Soruların gücüyle düşünme yaklaşımı, başarılı liderlerin önemli ayırt edici özelliklerinden bir tanesi.  2019 yılında dünya zenginleri listesinde 58. sırada yer alan Raymond Dalio, kurduğu yatırım şirketi Bridgewater Associates’ da 15 bin çalışanı ile 350 müşterisinin 160 milyar dolarlık yatırımlarını yönetiyor. Ray Dalio, oluşturduğu şirket kültürü ile iş dünyasının efsane liderleri listesinde çoktan tepelere tırmanmış durumda. Soruların gücünü şu sözleriyle ifade ediyor: 

“Çok iyi sorular sorabilen insanları bulun ve işe alın. Akıllı insanlar, tüm yanıtların kendilerinde olduğunu düşünenler değil, doğru soruları soranlardır. Doğru sorular, güzel cevaplara kıyasla, gelecekteki başarının çok daha iyi bir göstergesidir.” 

Peki, lider olarak, daha çok cevap mı veriyorsunuz, yoksa daha çok soru mu soruyorsunuz? Başarılı liderlerin güzel sorular sorduğunu biliyoruz. Daha iyi soruların daha iyi stratejiler oluşturduğunu da biliyoruz. Bu kültürü yarattığınızda daha üretken, motive ve bağlılığı yüksek, etkin bir organizasyon oluşturacağınızı da biliyorsunuz. Ancak, bildiklerimiz ile yaptıklarımız arasında genellikle bir uyuşmazlık vardır. Daha çok soru sormamız gerektiğini biliriz ama sayabileceğimiz bir sürü gerekçe, bizi yolumuzdan çıkarır ve bu eylemi hayata geçirmekte zorlanırız. Çözümleri ve cevapları vermek başta iyi bir şeymiş gibi görünebilir. Sizden cevap istemek için kapınızı çalarlar, hatta müthiş ‘ben olmadan burada işler yürümez’ tadında bir duygu yaratır. Aslında, farkında olmadan bu yaklaşımınızın kurbanı olmuşsunuzdur. Zehir yavaş yavaş etkisini gösterdiği için ancak önemli bir olumsuzluk yaşadığınız zaman zihninizde zil çalar ve uyanırsınız.

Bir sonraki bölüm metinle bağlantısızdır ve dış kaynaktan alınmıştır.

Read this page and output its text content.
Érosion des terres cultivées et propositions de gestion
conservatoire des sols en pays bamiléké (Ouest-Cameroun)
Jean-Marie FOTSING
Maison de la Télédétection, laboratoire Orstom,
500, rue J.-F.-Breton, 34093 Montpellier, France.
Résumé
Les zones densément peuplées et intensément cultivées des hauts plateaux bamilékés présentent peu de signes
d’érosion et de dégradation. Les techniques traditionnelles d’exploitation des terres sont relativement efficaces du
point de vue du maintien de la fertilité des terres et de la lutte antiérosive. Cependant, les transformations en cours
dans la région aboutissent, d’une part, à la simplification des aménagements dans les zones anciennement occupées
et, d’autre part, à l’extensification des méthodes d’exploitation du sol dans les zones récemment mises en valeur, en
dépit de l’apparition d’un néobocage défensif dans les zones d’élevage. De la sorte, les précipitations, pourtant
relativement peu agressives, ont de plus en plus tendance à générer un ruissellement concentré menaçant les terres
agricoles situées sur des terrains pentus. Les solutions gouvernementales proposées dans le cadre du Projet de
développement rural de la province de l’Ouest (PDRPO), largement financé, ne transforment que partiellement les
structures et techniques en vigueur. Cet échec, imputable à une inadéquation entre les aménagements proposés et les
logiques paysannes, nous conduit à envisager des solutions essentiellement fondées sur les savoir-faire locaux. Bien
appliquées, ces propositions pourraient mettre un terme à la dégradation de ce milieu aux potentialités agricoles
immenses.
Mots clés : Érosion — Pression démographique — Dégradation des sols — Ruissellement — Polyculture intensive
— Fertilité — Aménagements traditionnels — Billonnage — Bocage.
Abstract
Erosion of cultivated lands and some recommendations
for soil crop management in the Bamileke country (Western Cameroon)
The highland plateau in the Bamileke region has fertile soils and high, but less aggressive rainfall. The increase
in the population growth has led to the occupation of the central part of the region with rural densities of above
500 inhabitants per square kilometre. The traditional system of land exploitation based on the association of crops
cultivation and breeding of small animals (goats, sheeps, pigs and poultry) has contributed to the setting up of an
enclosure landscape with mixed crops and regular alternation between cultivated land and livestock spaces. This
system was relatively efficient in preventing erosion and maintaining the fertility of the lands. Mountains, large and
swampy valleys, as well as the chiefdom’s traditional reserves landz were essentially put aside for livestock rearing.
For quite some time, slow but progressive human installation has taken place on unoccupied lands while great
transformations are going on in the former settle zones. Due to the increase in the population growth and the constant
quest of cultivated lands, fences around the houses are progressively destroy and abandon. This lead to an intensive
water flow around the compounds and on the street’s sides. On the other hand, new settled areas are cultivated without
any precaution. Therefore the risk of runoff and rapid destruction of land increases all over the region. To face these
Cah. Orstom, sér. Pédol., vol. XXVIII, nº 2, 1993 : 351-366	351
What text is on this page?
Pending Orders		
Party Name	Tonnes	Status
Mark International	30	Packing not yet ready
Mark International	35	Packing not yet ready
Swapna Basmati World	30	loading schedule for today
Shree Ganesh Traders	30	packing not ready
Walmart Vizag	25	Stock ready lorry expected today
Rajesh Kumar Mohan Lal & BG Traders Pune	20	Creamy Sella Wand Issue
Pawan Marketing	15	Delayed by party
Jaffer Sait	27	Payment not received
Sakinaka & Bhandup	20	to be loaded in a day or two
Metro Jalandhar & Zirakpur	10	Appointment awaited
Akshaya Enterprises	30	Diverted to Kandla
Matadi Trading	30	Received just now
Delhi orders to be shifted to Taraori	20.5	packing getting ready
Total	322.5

Bunun panzehiri, öncelikle kendi zihin yapınız üzerinde çalışmaktır. Kendinize öğrenici mi yoksa yargıç soruları mı sorduğunuza ve bunların ruh haliniz, yaklaşımınız, odağınız, iletişiminiz ve üretkenliğiniz üzerindeki etkisine dikkat edin. Son zamanlarda uğraştığınız bir sorunu ele alın. Bu sorunu çözümlemeye çalışırken odağınızda, yargıç soruları olup olmadığını kontrol edin. Kendinize, sizi önceliklerinize odaklayacak ve hedeflerinize ulaşmanıza yardımcı olacak öğrenici soruları listesi oluşturun. Yönettiğiniz veya katıldığınız her toplantıdan önce öğrenme odaklı sorabileceğiniz soruları yazın. Ekip üyelerinizin genellikle sorduğu sorulara ve bunların moral, iş birliği, problem çözme ve sonuçlar üzerindeki etkisine dikkat edin. Öğrenici zihniyetinizle onlara örnek olun.

Her ne kadar bu ‘Öğrenici’ zihin yapısında olup soruların gücünü kullanma niyeti içinde olsanız da, zaman zaman eski alışkanlıklar geri gelebilir, ve kendinizi bir anda ‘Yargılayıcı’ zihin yapısında bulabilirsiniz. Kendinize sık sık ‘Ben şu anda yargılayıcı zihin yapısında mıyım?’ diye sorun. Cevabınız evet ise, kendinize oluşturduğunuz öğrenici soruları listesine dönün. ‘Ben şu anda yargılayıcı zihin yapısında mıyım?’ sorusunu kendinize sorma alışkanlığı edindiğinizde düşüncelerinizi ve eylemlerinizi dönüştürmek için çok önemli bir adım atmış olacaksınız.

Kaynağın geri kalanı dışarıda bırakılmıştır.